A recent survey of children between the ages of one and 14 reveals conditions are not improving in regards to family members using violence as a form of discipline.

Results of the survey, which found 68% of children endure physical violence from relatives, were released at an event organized by the Management and Sustainable Development Institute (MSD) on December 13.

The numbers closely coincide with figures released last year claiming 68% of Vietnamese children suffer from mental and physical abuse from parents. Statistics from previous research done in November 2017 by the General Statistics Office also showed 74% of Vietnamese children aged two to 14 are punished physically by family members or nannies.

Worryingly, the number of child abuse cases has risen in recent years.
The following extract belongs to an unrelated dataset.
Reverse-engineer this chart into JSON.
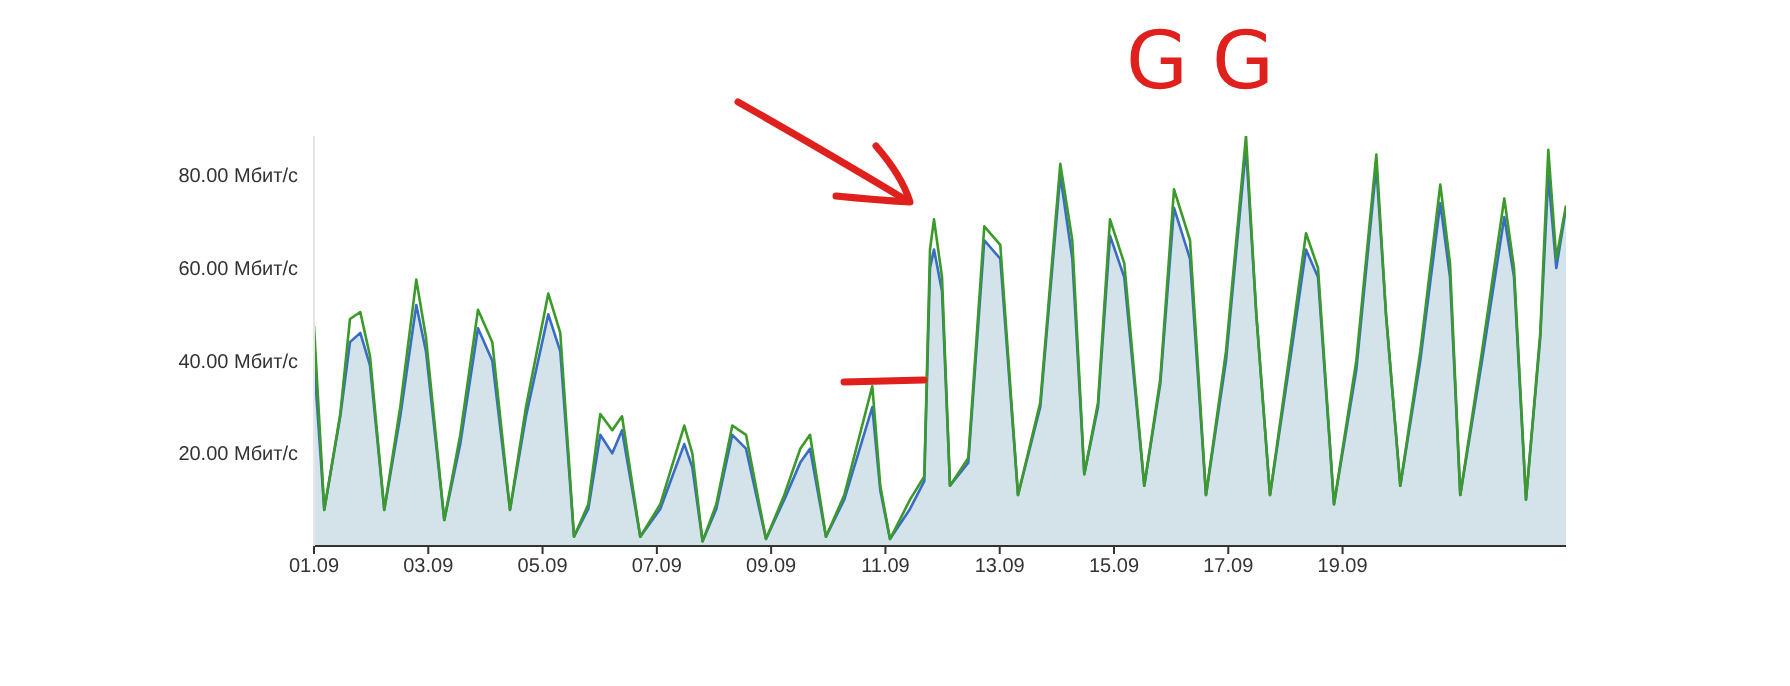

The Ho Chi Minh City People’s Committee reported that from 2015 to 2019, there were 782 child abuse cases in the city, compared to 691 cases from 2011 to 2014.

Speaking at last week’s event, Ninh Thi Hong, permanent deputy chairwoman of the Vietnam Association for the Protection of Children’s Rights, gave reasons for the prevalence of violence directed at children. These include Vietnamese parents’ belief in the mantra “spare the rod and spoil the child,” as well as setting unrealistic expectations that result in violence when they are not met. 

Le Tran Kim Linh, a girl from Saigon, addressed the event's audience and stressed the need for parents and teachers to listen to students to truly understand them. “Please talk to us to help us solve our problems and educate children with love,” she said. 

A series of high-profile incidents involving violence against children has put a spotlight on the issue. In 2018, Vietnamese police recorded 1,547 child abuse cases, but experts suspect that the culture of secrecy around abuse represses reporting.

Risks for domestic abuse are also one criteria the Save the Children’s Fund uses when determining its End of Childhood rankings. Last year, Vietnam fell four places on the list to 96 out of 150 countries. 

Authorities are looking for remedies to the continued violence that shows little sign of improving. In 2017, the Ministry of Labor, War Invalids and Social Affairs established a new 111 hotline to report abuse cases. The new number and the longer one it replaced have received more than three million calls since being founded in 2004. 

Moreover, earlier this year the municipal People’s Committee proposed to the Ministry of Justice that a police force specializing in child protection should be established, while regular training should also be provided to improve skills and knowledge among police officers, state officials, courts and judges when it comes to child abuse cases.

Saigon schools have also begun installing security cameras to safeguard against abuse that occurs outside the home.